SolarWinds will turn out to be a privately held firm, now not listed on the New York Inventory Change, although it is going to proceed to function beneath the title SolarWinds and keep headquartered in Austin, Texas.
“This profitable transaction and thrilling partnership are testaments to our staff’ excellent work of constructing distinctive options and delivering nice buyer success,” mentioned Sudhakar Ramakrishna, president and CEO of SolarWinds, in a press release. “We’re assured that Flip/River’s experience and progress orientation will assist us guarantee SolarWinds continues to drive innovation and ship even larger worth for purchasers and stakeholders.”
The Sunburst Assault Continues to Burn
In 2020, roughly 33,000 of SolarWinds’ clients had been impacted in a significant provide chain assault, affecting 1000’s of organizations in addition to the US authorities. The breach focused the SolarWinds Orion administration system, the place it’s believed that Nobelium, a nation-state hacking group, gained entry to the corporate’s networks in September 2019.
The attackers inserted malicious code, referred to as Sunburst, into the Orion system, infecting a software program replace that led to the compromise of all software program builds for variations 2019.4 HF 5 via 2020.1.1. Greater than 18,000 SolarWinds clients put in these updates, making a domino impact in those who fell sufferer to the assault. Years later, in 2023, the Securities and Change Fee (SEC) charged SolarWinds and its CISO Tim Brown with fraud and inner management failures, alleging that by ignoring warnings in regards to the firm’s weak cybersecurity posture, Brown knowingly left the corporate unprotected.

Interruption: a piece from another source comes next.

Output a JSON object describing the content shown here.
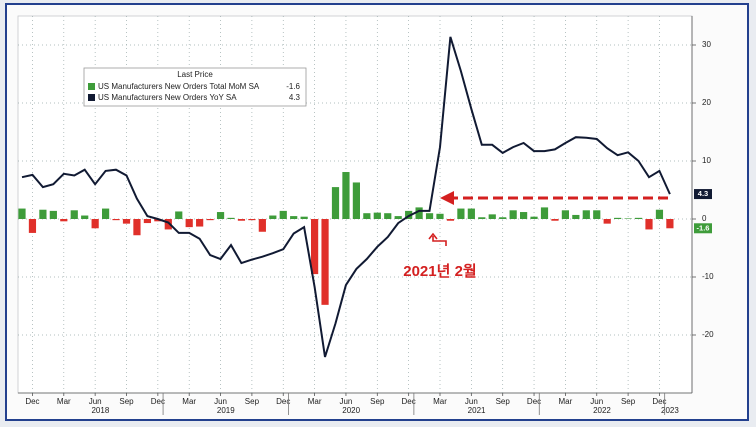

This breach has had lasting impacts within the cybersecurity trade, and although the assault occurred almost 5 years in the past, the SEC continues to overview the main points. Final October, the SEC charged 4 corporations — Unisys, Avaya Holdings Corp., Checkpoint, and Mimecast — for what the regulator mentioned had been intentional makes an attempt to reduce the influence of the hack to their methods. It additionally vowed to discourage different corporations from submitting obscure information breach disclosures after main occasions like SolarWinds.